La scène aérienne européenne est en émoi. La compagnie aérienne portugaise TAP Airways envisage de rejoindre l’une des grandes alliances aériennes du Vieux Continent. La date limite pour soumettre des lettres d’intérêt est prévue pour ce samedi et Air France-KLM a déjà manifesté son intérêt pour la privatisation de TAP. D’autres acteurs majeurs, à savoir Lufthansa et International Airlines Group (IAG), montrent également un intérêt pour intégrer les activités de TAP à leurs réseaux. Bien que la concurrence soit féroce, toutes les histoires de fusions et d’acquisitions n’ont pas nécessairement entraîné une hausse significative de la valeur des entreprises sur le marché européen. Par exemple, la valeur boursière combinée d’Iberia et de British Airways est aujourd’hui huit fois supérieure à celle d’Air France-KLM.
Les conditions d’achat de TAP sont strictes, ce qui ne permet pas à toutes les compagnies aériennes de se porter acquéreurs. Un potentiel acheteur doit générer un chiffre d’affaires d’au moins 5 milliards d’euros par an sur l’une des trois dernières années. Cela ouvre la voie à Lufthansa, qui détient déjà une part dans la compagnie italienne ITA Airways.
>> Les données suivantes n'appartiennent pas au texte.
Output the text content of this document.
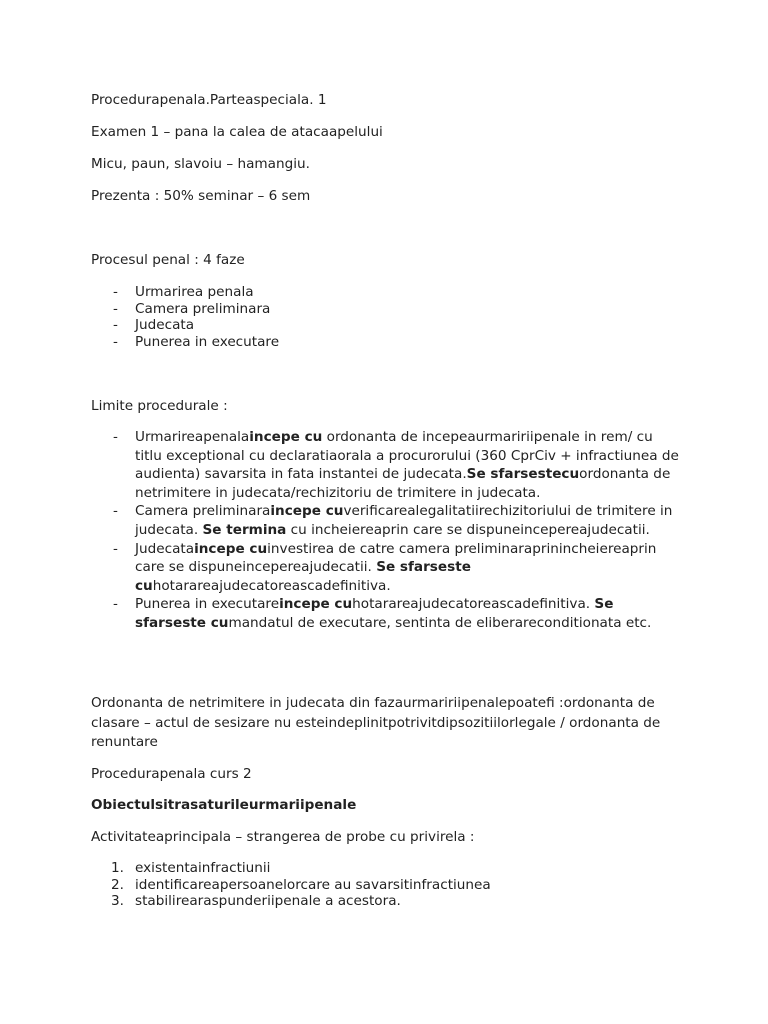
Procedurapenala.Parteaspeciala. 1
Examen 1 – pana la calea de atacaapelului
Micu, paun, slavoiu – hamangiu.
Prezenta : 50% seminar – 6 sem
Procesul penal : 4 faze
- Urmarirea penala
- Camera preliminara
- Judecata
- Punerea in executare
Limite procedurale :
- Urmarireapenalaincepe cu ordonanta de incepeaurmaririipenale in rem/ cu titlu exceptional cu declaratiaorala a procurorului (360 CprCiv + infractiunea de audienta) savarsita in fata instantei de judecata.Se sfarsestecuordonanta de netrimitere in judecata/rechizitoriu de trimitere in judecata.
- Camera preliminaraincepe cuverificarealegalitatiirechizitoriului de trimitere in judecata. Se termina cu incheiereaprin care se dispuneincepereajudecatii.
- Judecataincepe cuinvestirea de catre camera preliminaraprinincheiereaprin care se dispuneincepereajudecatii. Se sfarseste cuhotarareajudecatoreascadefinitiva.
- Punerea in executareincepe cuhotarareajudecatoreascadefinitiva. Se sfarseste cumandatul de executare, sentinta de eliberareconditionata etc.
Ordonanta de netrimitere in judecata din fazaurmaririipenalepoatefi :ordonanta de clasare – actul de sesizare nu esteindeplinitpotrivitdipsozitiilorlegale / ordonanta de renuntare
Procedurapenala curs 2
Obiectulsitrasaturileurmariipenale
Activitateaprincipala – strangerea de probe cu privirela :
1. existentainfractiunii
2. identificareapersoanelorcare au savarsitinfractiunea
3. stabilirearaspunderiipenale a acestora.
Même Turkish Airlines a récemment fait mouvement en investissant dans Air Europa.
Le marché anticipe une bataille entre IAG et Air France-KLM. La compagnie française a été la première à soumettre une offre concrète. Cependant, IAG détient un avantage stratégique pour élargir ses liaisons vers l’Amérique du Sud avec TAP, potentiellement en utilisant Lisbonne comme nouvelle base. “TAP représente un tournant majeur dans l’aviation européenne. IAG a une liaison moins développée vers le Brésil que Air France ou Lufthansa, ce qui en fait selon nous le candidat le plus probable pour cette acquisition”, analyse Alex Irving, analyste chez Bernstein.
Les principales évaluations et multiples de valorisation sont favorables à l’alliance hispano-britannique, alors qu’Air France-KLM subit une pression de la part des investisseurs. Bien que les compagnies aériennes européennes subissent toutes une chute de leur valeur ces dernières semaines, due aux craintes d’une baisse de la demande touristique aux États-Unis, IAG capitalise environ 19,6 milliards d’euros, tandis qu’Air France-KLM trouve difficilement une valorisation au-delà de 2,5 milliards d’euros. Les deux montrent donc une différence en termes de valeur boursière de 7,9 fois.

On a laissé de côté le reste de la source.